И он улыбнулся, впервые за время наставительной беседы. Был он, как и
в день разбирательства, в черном кожаном пиджаке и свежей полотняной
рубашке. Белые манжеты высовывались из рукавов пиджака, и Данилов,
взглянув на них, вспомнил, как писал на манжете о трудах сеятеля Арепо.
- Нет, - опять улыбнулся Малибан. - Та рубашка в стирке. - И тут же
он добавил: - Забудьте обо мне. Но не забудьте о люстре. Мне неприятно
напоминать вам о ней. Но что поделаешь. Вы ведь и вправду часто бываете
легкомысленным. Я не против вашего легкомыслия, я принимаю вас таким,
какой вы есть. Но не я буду держать над вами люстру на цепи. А Валентин
Сергеевич может и не принять наши соображения в расчет.
Глаза Малибана были холодные, строгие. Позже Данилов не раз вспоминал
о глазах Малибана. "Да и что ожидать от него, - думал Данилов, - если для
него вся жизнь - сомнение и опыт?.." Опыты над живыми и разумными, хотя бы
и относительно разумными существами, Данилов считал нынче делом
безнравственным, но для Малибана-то в них была сладость. "Я им устрою
опыты, я им нафантазирую! - храбрился Данилов. - Они и от изучения моей
личности получат то еще удовольствие!" Что-что, а храбриться Данилов умел.
Малибан как будто бы отделил себя от люстры, вроде бы он был ни при чем.
Но Данилов понимал, что и Малибан, если будут основания, с люстрой не
задержится.
Сейчас он мог бы отдохнуть и даже развлечься в Седьмом Слое
Удовольствий.
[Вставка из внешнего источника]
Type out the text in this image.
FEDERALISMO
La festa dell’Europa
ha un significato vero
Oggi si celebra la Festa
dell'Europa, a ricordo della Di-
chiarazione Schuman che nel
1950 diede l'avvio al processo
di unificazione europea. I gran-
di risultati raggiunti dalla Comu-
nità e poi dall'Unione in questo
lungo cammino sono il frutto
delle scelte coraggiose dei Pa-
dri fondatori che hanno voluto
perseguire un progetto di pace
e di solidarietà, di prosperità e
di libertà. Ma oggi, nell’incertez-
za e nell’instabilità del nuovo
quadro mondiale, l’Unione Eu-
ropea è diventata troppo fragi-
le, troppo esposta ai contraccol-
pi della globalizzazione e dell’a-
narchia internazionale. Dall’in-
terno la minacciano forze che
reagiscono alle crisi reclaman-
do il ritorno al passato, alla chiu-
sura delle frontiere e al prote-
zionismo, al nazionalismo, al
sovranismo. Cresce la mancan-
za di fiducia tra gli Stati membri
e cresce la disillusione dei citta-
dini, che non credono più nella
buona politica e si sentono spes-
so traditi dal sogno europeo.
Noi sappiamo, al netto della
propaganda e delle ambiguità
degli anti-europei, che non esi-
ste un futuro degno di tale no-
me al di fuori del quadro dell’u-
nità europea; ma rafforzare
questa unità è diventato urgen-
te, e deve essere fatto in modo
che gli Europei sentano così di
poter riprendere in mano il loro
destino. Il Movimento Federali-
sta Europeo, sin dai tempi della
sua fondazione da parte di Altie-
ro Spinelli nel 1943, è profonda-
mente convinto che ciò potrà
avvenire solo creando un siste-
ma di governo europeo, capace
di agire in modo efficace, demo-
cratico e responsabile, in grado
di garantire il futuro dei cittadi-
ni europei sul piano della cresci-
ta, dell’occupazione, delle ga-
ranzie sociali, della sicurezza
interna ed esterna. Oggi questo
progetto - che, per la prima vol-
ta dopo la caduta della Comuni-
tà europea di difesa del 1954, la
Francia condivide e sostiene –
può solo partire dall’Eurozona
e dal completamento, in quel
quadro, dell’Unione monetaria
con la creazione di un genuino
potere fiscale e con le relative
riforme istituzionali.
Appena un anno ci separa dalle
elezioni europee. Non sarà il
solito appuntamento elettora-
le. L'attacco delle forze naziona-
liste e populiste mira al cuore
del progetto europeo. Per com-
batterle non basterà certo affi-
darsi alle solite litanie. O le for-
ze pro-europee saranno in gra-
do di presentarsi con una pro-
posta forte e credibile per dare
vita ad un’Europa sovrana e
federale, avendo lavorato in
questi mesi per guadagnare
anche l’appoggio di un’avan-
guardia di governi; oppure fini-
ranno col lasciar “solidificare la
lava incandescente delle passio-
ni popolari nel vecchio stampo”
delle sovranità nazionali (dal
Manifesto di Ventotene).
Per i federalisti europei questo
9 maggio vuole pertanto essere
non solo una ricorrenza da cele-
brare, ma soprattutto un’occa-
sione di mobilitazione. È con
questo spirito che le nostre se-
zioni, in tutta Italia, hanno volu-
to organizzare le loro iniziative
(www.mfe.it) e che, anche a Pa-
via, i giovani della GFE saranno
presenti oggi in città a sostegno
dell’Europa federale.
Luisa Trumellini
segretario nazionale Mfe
Но туда его не тянуло. Кончить бы все, считал Данилов, и
вернуться в Останкино. Он ждал, что его вызовет Валентин Сергеевич или
хотя бы его заместитель, но вызова не было. Множество знакомых,
скрывавшихся прежде от Данилова, желали теперь с ним общения. Некоторые
даже заискивали перед ним. То есть не то чтобы заискивали, а словно
признавали в нем какую-то тайну, для них неожиданную и удивительную.
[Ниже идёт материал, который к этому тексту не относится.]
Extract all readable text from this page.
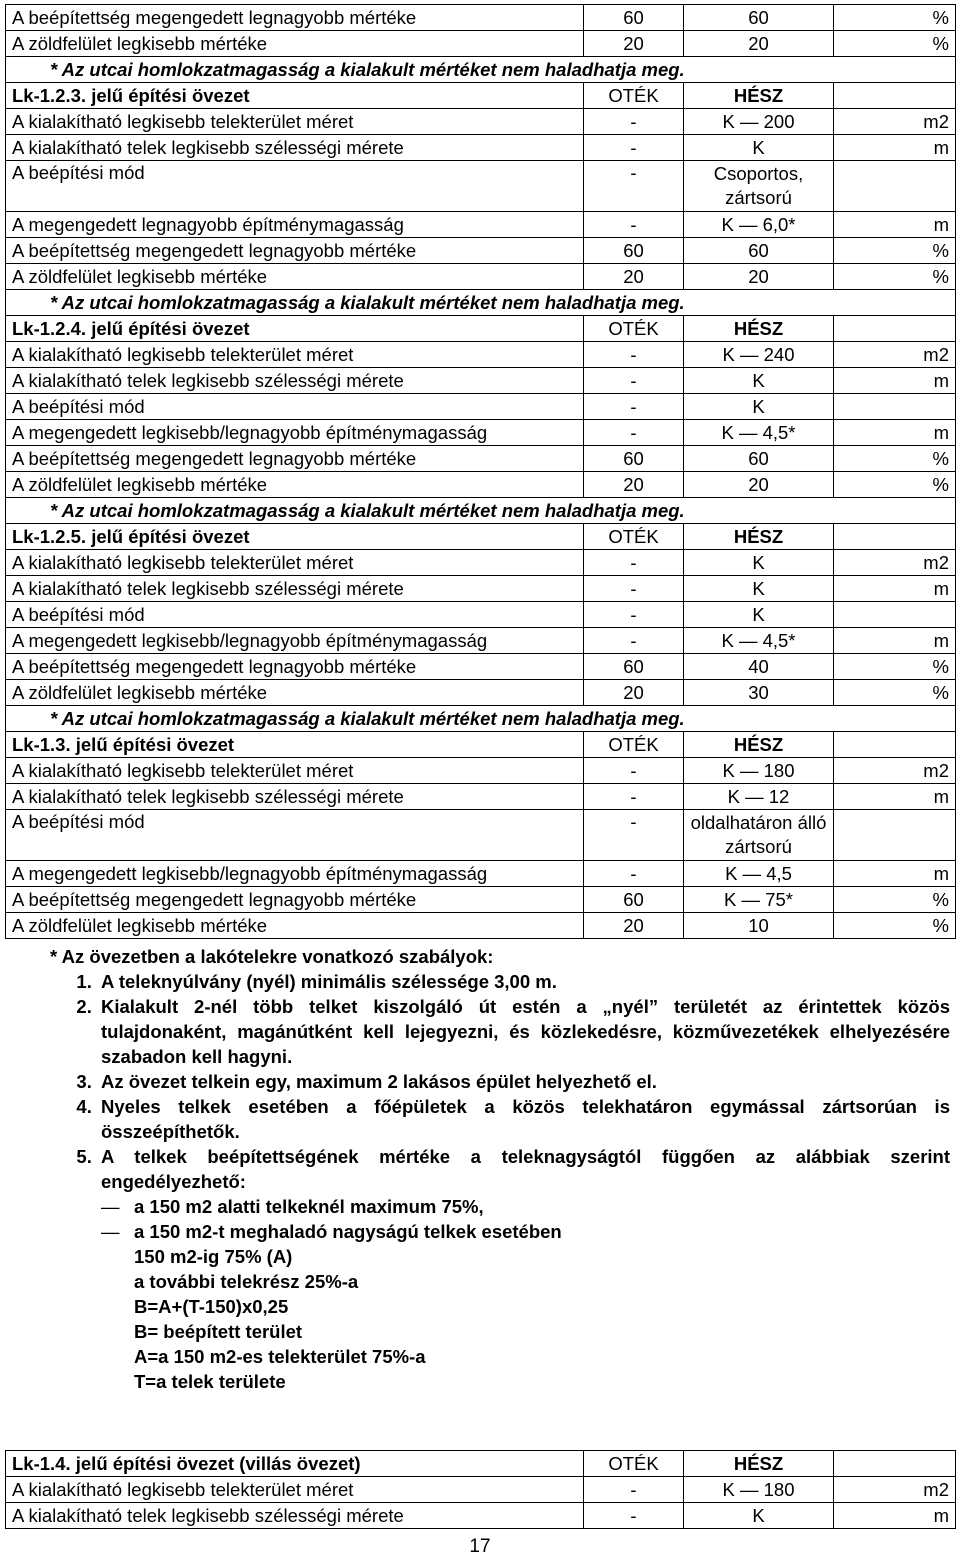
A beépítettség megengedett legnagyobb mértéke	60	60	%
A zöldfelület legkisebb mértéke	20	20	%
* Az utcai homlokzatmagasság a kialakult mértéket nem haladhatja meg.			
Lk-1.2.3. jelű építési övezet	OTÉK	HÉSZ	
A kialakítható legkisebb telekterület méret	-	K — 200	m2
A kialakítható telek legkisebb szélességi mérete	-	K	m
A beépítési mód	-	Csoportos, zártsorú	
A megengedett legnagyobb építménymagasság	-	K — 6,0*	m
A beépítettség megengedett legnagyobb mértéke	60	60	%
A zöldfelület legkisebb mértéke	20	20	%
* Az utcai homlokzatmagasság a kialakult mértéket nem haladhatja meg.			
Lk-1.2.4. jelű építési övezet	OTÉK	HÉSZ	
A kialakítható legkisebb telekterület méret	-	K — 240	m2
A kialakítható telek legkisebb szélességi mérete	-	K	m
A beépítési mód	-	K	
A megengedett legkisebb/legnagyobb építménymagasság	-	K — 4,5*	m
A beépítettség megengedett legnagyobb mértéke	60	60	%
A zöldfelület legkisebb mértéke	20	20	%
* Az utcai homlokzatmagasság a kialakult mértéket nem haladhatja meg.			
Lk-1.2.5. jelű építési övezet	OTÉK	HÉSZ	
A kialakítható legkisebb telekterület méret	-	K	m2
A kialakítható telek legkisebb szélességi mérete	-	K	m
A beépítési mód	-	K	
A megengedett legkisebb/legnagyobb építménymagasság	-	K — 4,5*	m
A beépítettség megengedett legnagyobb mértéke	60	40	%
A zöldfelület legkisebb mértéke	20	30	%
* Az utcai homlokzatmagasság a kialakult mértéket nem haladhatja meg.			
Lk-1.3. jelű építési övezet	OTÉK	HÉSZ	
A kialakítható legkisebb telekterület méret	-	K — 180	m2
A kialakítható telek legkisebb szélességi mérete	-	K — 12	m
A beépítési mód	-	oldalhatáron álló zártsorú	
A megengedett legkisebb/legnagyobb építménymagasság	-	K — 4,5	m
A beépítettség megengedett legnagyobb mértéke	60	K — 75*	%
A zöldfelület legkisebb mértéke	20	10	%

* Az övezetben a lakótelekre vonatkozó szabályok:

1. A teleknyúlvány (nyél) minimális szélessége 3,00 m.
2. Kialakult 2-nél több telket kiszolgáló út estén a „nyél” területét az érintettek közös tulajdonaként, magánútként kell lejegyezni, és közlekedésre, közművezetékek elhelyezésére szabadon kell hagyni.
3. Az övezet telkein egy, maximum 2 lakásos épület helyezhető el.
4. Nyeles telkek esetében a főépületek a közös telekhatáron egymással zártsorúan is összeépíthetők.
5. A telkek beépítettségének mértéke a teleknagyságtól függően az alábbiak szerint engedélyezhető:
— a 150 m2 alatti telkeknél maximum 75%,
— a 150 m2-t meghaladó nagyságú telkek esetében
150 m2-ig 75% (A)
a további telekrész 25%-a
B=A+(T-150)x0,25
B= beépített terület
A=a 150 m2-es telekterület 75%-a
T=a telek területe
Lk-1.4. jelű építési övezet (villás övezet)	OTÉK	HÉSZ	
A kialakítható legkisebb telekterület méret	-	K — 180	m2
A kialakítható telek legkisebb szélességi mérete	-	K	m
17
Данилов избегал встреч и разговоров, ссылался на дела. Увидел однажды
Уграэля. Был он опять в белом бедуинском капюшоне, выглядел расстроенным и
даже как будто бы обиженным на Данилова. Губы его разъехались из-под носа
к ушам, звуки Уграэль выпускал сквозь ноздри.
- Отбываю, - сказал Уграэль, - опять в аравийские пустыни! - И он
махнул рукой.
- Что ж, - сказал Данилов. - Там тепло.
- Мне это тепло!.. - плаксиво возразил Уграэль. - Да что говорить!
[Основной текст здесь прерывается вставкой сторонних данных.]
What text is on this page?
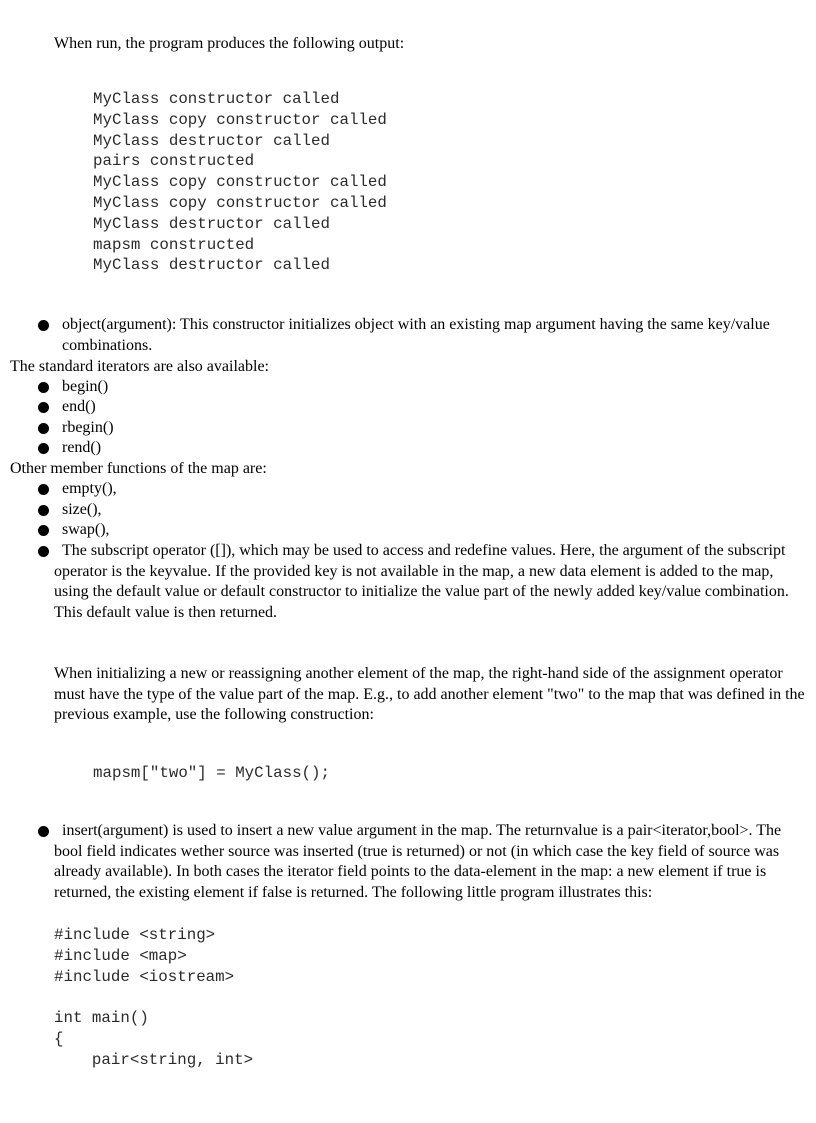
When run, the program produces the following output:

MyClass constructor called
MyClass copy constructor called
MyClass destructor called
pairs constructed
MyClass copy constructor called
MyClass copy constructor called
MyClass destructor called
mapsm constructed
MyClass destructor called

object(argument): This constructor initializes object with an existing map argument having the same key/value combinations.

The standard iterators are also available:

begin()

end()

rbegin()

rend()

Other member functions of the map are:

empty(),

size(),

swap(),

The subscript operator ([]), which may be used to access and redefine values. Here, the argument of the subscript operator is the keyvalue. If the provided key is not available in the map, a new data element is added to the map, using the default value or default constructor to initialize the value part of the newly added key/value combination. This default value is then returned.

When initializing a new or reassigning another element of the map, the right-hand side of the assignment operator must have the type of the value part of the map. E.g., to add another element "two" to the map that was defined in the previous example, use the following construction:

mapsm["two"] = MyClass();

insert(argument) is used to insert a new value argument in the map. The returnvalue is a pair<iterator,bool>. The bool field indicates wether source was inserted (true is returned) or not (in which case the key field of source was already available). In both cases the iterator field points to the data-element in the map: a new element if true is returned, the existing element if false is returned. The following little program illustrates this:

#include <string>
#include <map>
#include <iostream>
int main()
{
pair<string, int>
Вам этого не понять! - И он пропал.
Несколько раз, будучи в окружении здешних лиц в буфете, возле столов
канцеляристов, в лифте, - Данилов чувствовал еле ощутимые сигналы. То ли
кто-то звал к себе Данилова, то ли сам имел нужду явиться ему. Но робел,
стеснялся существ посторонних, чужих ему и Данилову. И лишь когда наконец
Данилов оказался один под часами-ходиками с кукушкой, он вместе с
сигналами ощутил нежный запах цветов анемонов. Неужели Химеко? Данилов
взволновался. Всюду искал он прекрасную Химеко. Но ее нигде не было. И
вдруг она выступила из-за платяного шкафа. Данилов кинулся к ней и тут же
понял, что приблизиться к ней он не сможет. Она здесь, и она вдали. Но это
была живая Химеко, а не ее образ, созданный чьими-либо усилиями. Тонкая,
печальная, в зелено-голубом кимоно стояла она теперь против Данилова,
палец приложив к губам. Данилов кивнул, согласившись молчать. Химеко
опустила руку. Она улыбнулась Данилову, но улыбнулась грустно. Данилов,
забыв про свое согласие, хотел было сказать Химеко, что ей не надо ничего
бояться, что он желает говорить с ней, но она снова приложила палец к
губам. А потом показала рукой куда-то за спину, видно предупреждая, что
сейчас исчезнет.
Химеко поклонилась ему, подняла голову, своими черными, влажными
теперь глазами она долго смотрела на Данилова, как бы вбирая его в себя,
затем тихо кивнула ему и растаяла.
Данилов желал броситься вслед за Химеко. Но куда? И зачем? Усмирив
себя, он присел на кровать. Чуть ли не плакал. Химеко прощалась с ним.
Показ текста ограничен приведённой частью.